Après la guerre, Gustave Dron ne se représente pas aux élections municipales. Son successeur, le docteur Leduc, choisit de ne pas rouvrir les crèches et de mettre les bâtiments à la disposition des syndicats.
Les jardins des mères
Les travaux des médecins hygiénistes ont mis en avant que le manque d’aération et la promiscuité étaient des facteurs favorisant l’apparition des maladies, notamment la tuberculose. Ils préconisent l’aménagement de jardins réservés aux très jeunes enfants dans les grandes villes afin de lutter contre la mortalité infantile qui sévit dans le milieu ouvrier à cette époque. Il faut permettre aux petits de sortir du taudis qui leur sert de logement. En 1925, Gustave Dron décide l’installation de semblables squares, appelés Jardins des mères. Sur des terrains spécialement gazonnés et aménagés, les mamans peuvent venir y aérer leurs bambins. À Tourcoing en 1930, ils sont au nombre de cinq répartis dans les différents secteurs de la ville : le jardin des Orions, du Palais de justice, du Congo, du Chêne Houpline et de la Blanche Porte.

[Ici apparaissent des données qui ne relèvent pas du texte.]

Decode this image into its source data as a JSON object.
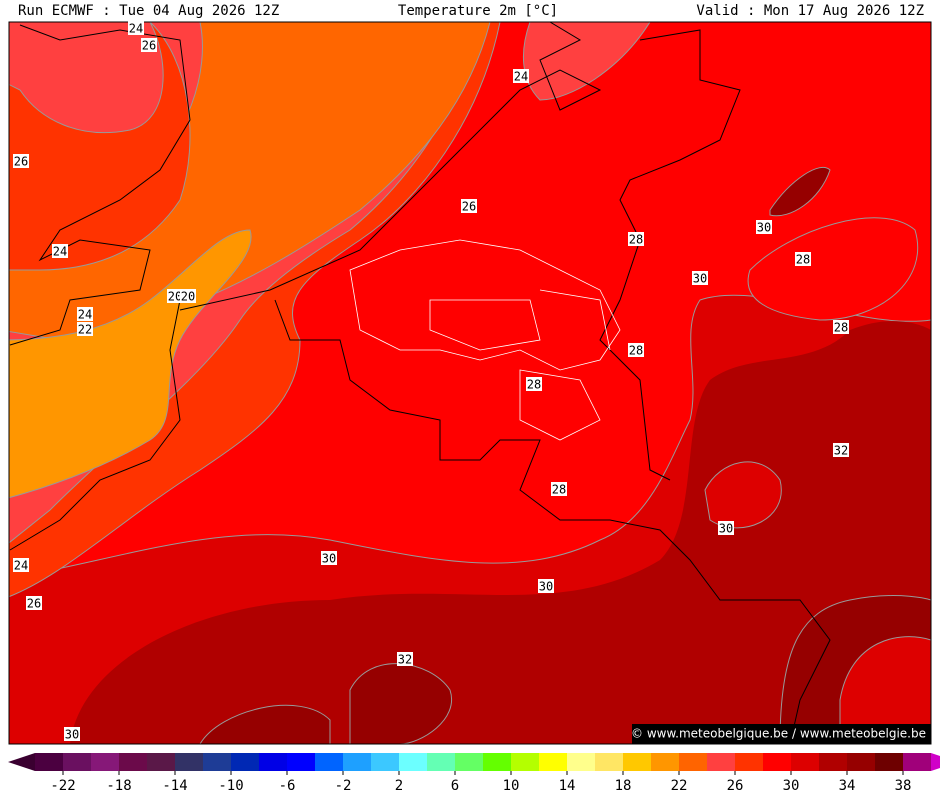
{
  "header": {
    "left": "Run ECMWF : Tue 04 Aug 2026 12Z",
    "center": "Temperature 2m [°C]",
    "right": "Valid : Mon 17 Aug 2026 12Z"
  },
  "contour_labels": [
    24,
    26,
    24,
    26,
    26,
    24,
    28,
    30,
    28,
    30,
    20,
    20,
    24,
    22,
    28,
    28,
    28,
    32,
    28,
    30,
    30,
    24,
    30,
    26,
    32,
    30
  ],
  "watermark": "© www.meteobelgique.be / www.meteobelgie.be",
  "colorbar": {
    "ticks": [
      -22,
      -18,
      -14,
      -10,
      -6,
      -2,
      2,
      6,
      10,
      14,
      18,
      22,
      26,
      30,
      34,
      38
    ],
    "start": -24,
    "step": 2,
    "colors": [
      "#4b0040",
      "#6a1060",
      "#861878",
      "#6b0a4a",
      "#5a1848",
      "#323266",
      "#1e3c96",
      "#0028b4",
      "#0000e6",
      "#0000ff",
      "#0064ff",
      "#1ea0ff",
      "#3cc8ff",
      "#6cffff",
      "#64ffb4",
      "#64ff64",
      "#64ff00",
      "#b4ff00",
      "#ffff00",
      "#ffff8c",
      "#ffe664",
      "#ffc800",
      "#ff9600",
      "#ff6400",
      "#ff4040",
      "#ff3300",
      "#ff0000",
      "#dd0000",
      "#b00000",
      "#960000",
      "#6e0000",
      "#a0007a"
    ],
    "low_color": "#3a0030",
    "high_color": "#d000c8"
  }
}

La gestion de ces aires de jeux est placée sous l’égide de la Sauvegarde des nourrissons. Elles sont accessibles chaque après-midi de 14 à 18h et fermés le dimanche. Des membres de l’association animent les après-midi et offrent chaque jour un goûter aux bambins. Afin de les inciter à une fréquentation assidue, des tickets de présence sont remis aux mères leur donnant la possibilité de participer à de nombreuses tombolas. Ces jardins sont ouverts d’avril à septembre. Le début et la fin de la saison sont l’objet d’une fête à laquelle Gustave Dron ne manque pas d’assister en tant que maire et président de la sauvegarde des nourrissons.